簡単に言えば、1号の場合が、スマートフォンアプリを操作して、自身のパソコンに位置情報を送信できるようにすることで、2号の場合が、GPSをカバンの中に忍ばせるなどの行為です。

「反復」について

この反復とは、複数回繰り返すことを指します。

この「反復」については、何十回のレベルではなく、2、3回程度行った場合にも認められる場合があるようです。

禁止命令について

ストーカー規制法については、刑事罰だけではなく、行政処分も予定されています。

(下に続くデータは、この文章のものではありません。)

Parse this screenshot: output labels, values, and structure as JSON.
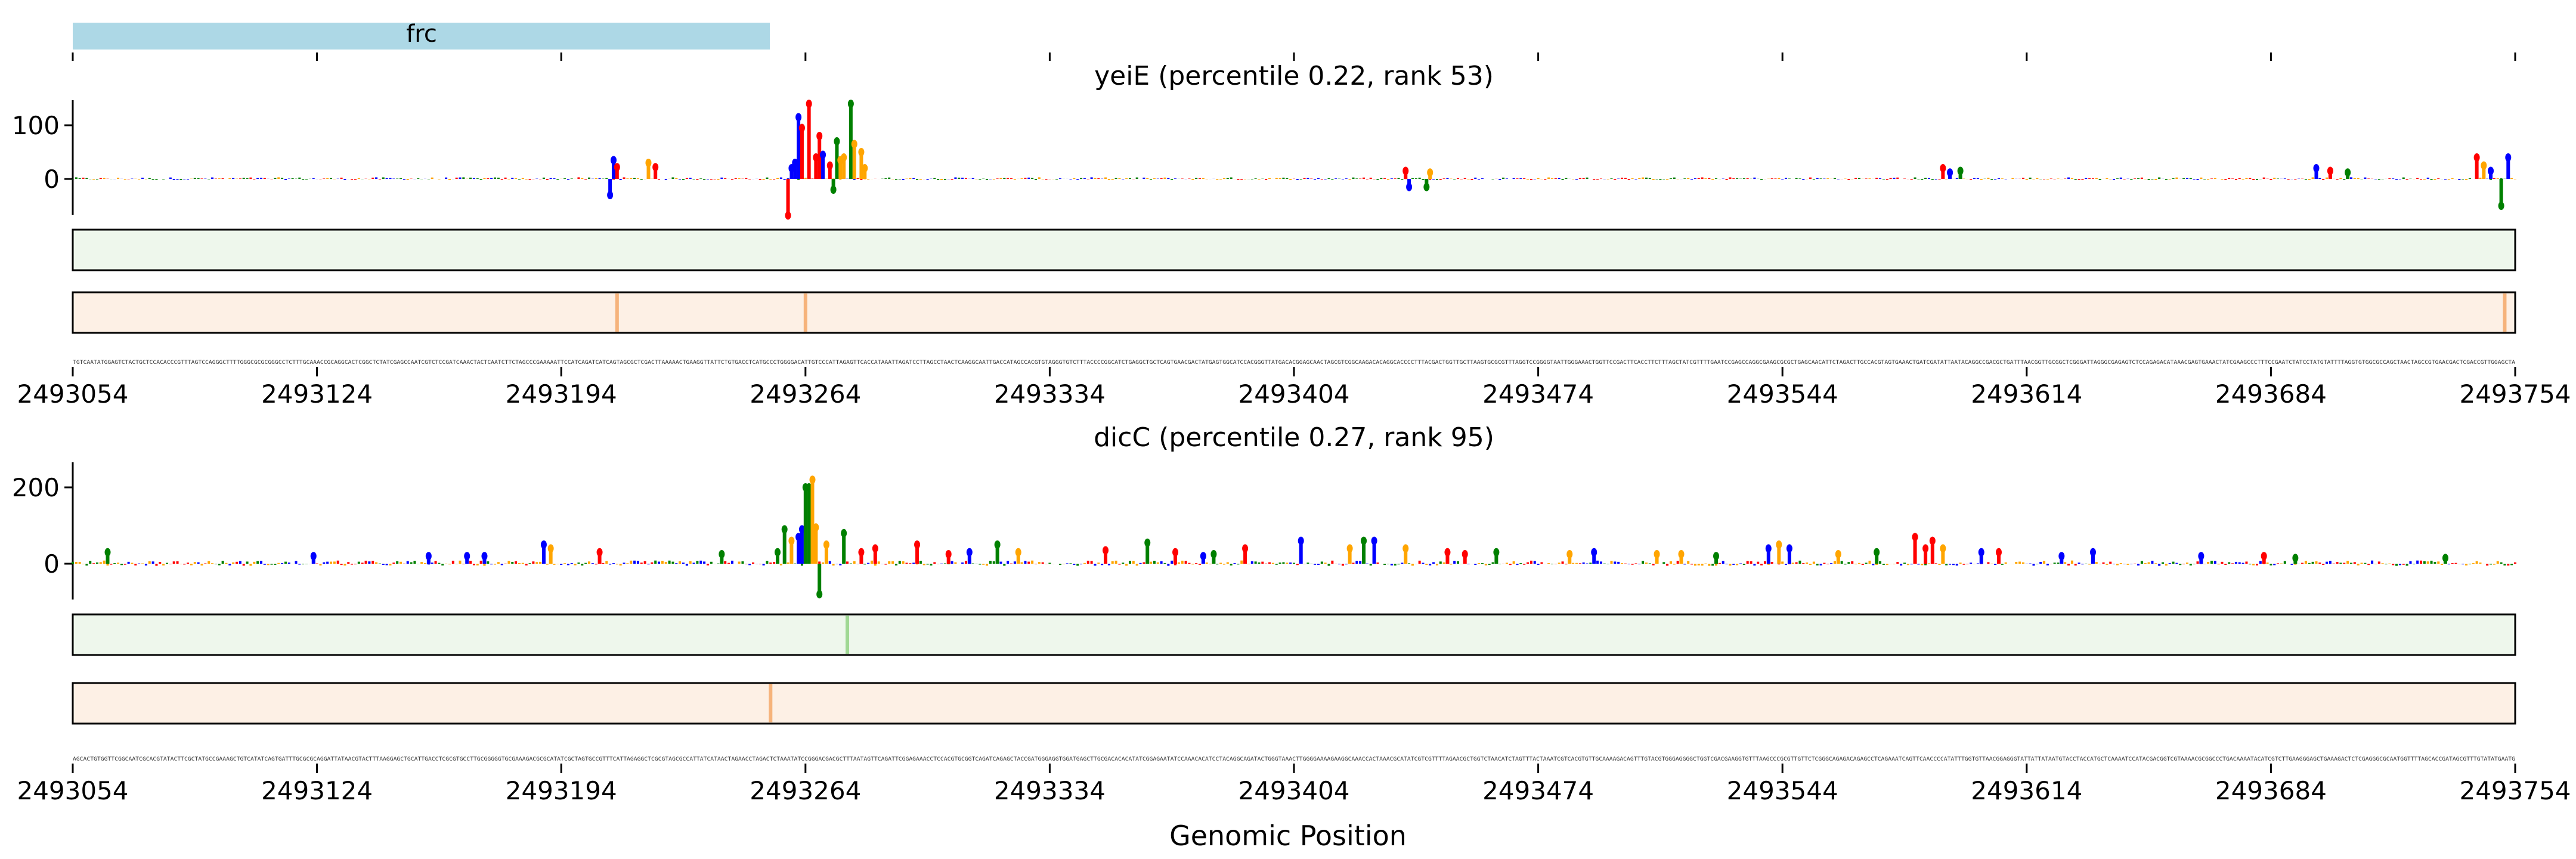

この行政処分が、禁止命令です。

ストーカー規制法5条によれば、禁止命令は、

  1. つきまとい等又は位置情報無承諾取得があった場合で、
  2. 被害者に身体の安全、住居の平穏、行動の自由が害されるとの不安を与えること、
  3. 反復してつきまとい等又は位置情報無承諾取得等を行うおそれがあることの要件を満たす場合に都道府県公安委員会に被害者が申し出ることによってストーカーを行っている人に禁止命令を発することができます。

この禁止命令は、ストーカーをしている者に警告を発するだけでなく、19条によるより重い処罰を期待できるため、効果があると考えられています。

ストーカー規制法に違反した場合の処罰

単純にストーカー行為をした場合には、1年以下の懲役または、100万円以下の罰金となります(ストーカー規制法18条)。

ストーカー規制法によって命じられる禁止命令に反してストーカー行為を行った場合には、2年以下の懲役または、200万円以下の罰金となります(ストーカー規制法19条)。